Jumat, 21 Januari 2011

Drs. H. Sujadiyono: Nikmat Seorang Pendidik

Tanyakan kepada guru, kepuasan apa yang diperoleh sebagai pendidik. Ada beragam jawaban yang bisa diperoleh. Tapi bagi Drs. H. Sujadiyono, kenikmatan yang sulit disetarakan dengan lembar-lembar rupiah bila menyaksikan terjadi perubahan pada anak didik.
Misalnya, seorang siswa baru yang semua masih diantar oleh orangtuanya, berubah menjadi mandiri. Atau, terjadi perubahan pada anak didik atas apa yang telah diajarkan kepanya. “Itu kenikamtan yang luar biasa, tidak bsa dihitung dengan materi,” tutur kepala SDN Percontohan 01 Menteng, Jakarta Pusat ini.
Memimpin sekolah yang banyak diidolakan orang tua dengan laar belakang rata-rata berpendidikan sarjana- Sujadiyono merasa dituntut untuk pandai-pandai mengelolanya. Karena itu, diperlukan upaya dan langkah konkret untuk mencapai visi dan misi yang diinginkan.
Dia menetapkan beberapa indicator untuk mencapai visi tersebut. Yakni, mengoptimalkan proses belajar mengajar, mengembangkan potensi anak, member ruang kepada orang tua dan masyarakat untuk berperan dalam proses pendidikan, di samping mengarahkan kegiatan ekstrakulikuler yang mengenangkan, dan pendidkan agama untuk anak didik.
Selain itu, kepada siswa ditanamkan budaya malu dan konsen melaksanakan aturans ekolag. Tiap pagi, guru dan anak-anak datang lebih awal, sebelum pelajaran dimulai. Mau tidak mau, sebagai kepala sekolah, dia pun melakukan hal yang sama. Setiap hari, rata-rata pukul 06.30, dia sudah tiba di sekolah. “Kalau diri kita tidak bisa, jangan ngomong dulu, “alasannya.
Pernah pada sebuah kesempatan, cerita Sudajiyono, seorang siswa yang tinggal di Bogor datang terlambat. Atas pertimbangan tempat tinggal jauh, orang tua anak minta kebijaksanaan. Tapi itu sulit dipenuhi, karena itu aturan sekolah sudah disosialisasikan lebih awal. “Nuansa itu membuat sekolah terkesan lebih prestisius.” Ujarnya.

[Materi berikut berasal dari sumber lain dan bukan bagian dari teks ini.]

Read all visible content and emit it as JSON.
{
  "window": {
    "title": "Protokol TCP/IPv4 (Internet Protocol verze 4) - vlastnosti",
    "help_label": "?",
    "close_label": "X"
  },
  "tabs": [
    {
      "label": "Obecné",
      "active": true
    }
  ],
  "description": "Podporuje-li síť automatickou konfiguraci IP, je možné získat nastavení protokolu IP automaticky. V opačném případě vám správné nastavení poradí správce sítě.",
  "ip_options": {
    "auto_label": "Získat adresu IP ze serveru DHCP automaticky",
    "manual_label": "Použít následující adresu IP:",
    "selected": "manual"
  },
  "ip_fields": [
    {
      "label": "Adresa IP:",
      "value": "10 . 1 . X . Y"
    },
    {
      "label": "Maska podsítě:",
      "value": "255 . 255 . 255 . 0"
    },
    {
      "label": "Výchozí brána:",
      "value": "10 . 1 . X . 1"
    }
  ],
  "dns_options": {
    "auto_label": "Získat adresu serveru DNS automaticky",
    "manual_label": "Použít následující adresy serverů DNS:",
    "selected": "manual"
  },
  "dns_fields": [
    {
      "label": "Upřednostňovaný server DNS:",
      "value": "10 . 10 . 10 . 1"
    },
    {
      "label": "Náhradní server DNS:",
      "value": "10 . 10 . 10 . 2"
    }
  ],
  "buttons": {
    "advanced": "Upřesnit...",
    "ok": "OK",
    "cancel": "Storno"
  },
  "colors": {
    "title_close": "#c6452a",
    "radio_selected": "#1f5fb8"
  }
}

Ketua BP3 SDN percontohan 01 Menteng, RA Titu Koesoemo MBA, mengakui terjalinnya hubungan yang harmonis antara orang tua, guru, dan siswa di sekolah ini. Dia menuturkan tiga kelompok -keluarga, sekolah, dan masyarakt- amat mendukung perkembangan anak. Ketiganya saling mempengaruhi. "Itulah dasar yang selalu ditanamkan di sekolah ini, "Tutur Tity.

Lahir dari keluarga petani yang tidak tamat pendidikan dasar, Sudajiyono semula berniat masuk SMU. Selepas SMP di kta kelahirannya, anak keempat dari lima bersaudara kelahiran Yogyakarta, 19 November 1959 ini, angsung mendaftar di salah satu SMU di kota yang sama. Tes masuk sudah diikutinya.

Tapi keputusannya kemudian berubah. Dia memilih, masuk sekolah pendidikan guru (SPG). Alasannya sederhana, "Karena ada kakak yang jadi guru."

Dengan begitu, bisa terjadi crass program. Sudajiyono tidak menyesali pilihannya. Dia mengikuti pendidikan SPG dengan senang hati hingga lulus pada 1979.

Lepas dari sekolah itu, dia berangkat ke Jakarta, meninggalkan kampung halamannya. Di kota ini banyak keluarganya yang telah menjadi guru. Tahun 1980 dia diangkat sebagai guru di SDN 09 Bendungan Hilir. Sembari mengajar, dia melanjutkan pendidikan di jurusan Bahasa Inggris IKIP Muhammadiyah Jakarta.

Tujuh tahun mengajar di sekolah ini, Sudajiyono dipindahka ke SDN Kebon Sirih 01 Menteng, sampai kemdian dimutasikan ke lebih banyak mengajar di kelas VI. "Tahun 1999 saya diangkat menjadi kepala sekolah, "uajarnya.

Sudajiyono melaksanakan pekerjaannya sebagai guru didasari oleh kesengana. Dia berkeyakinan, apa yang dilakukan dengan kesenganan akan menyenangkan hati. Tanpa didasari kesenangan, lanjutnya jangan harap ada prestasi. Sudajiyono berprinsip 'selalu menikmati apa yang menjadi pekerjaannya'. Baginya, penting mencintai pekerjaan, tidak boleh mengeluh.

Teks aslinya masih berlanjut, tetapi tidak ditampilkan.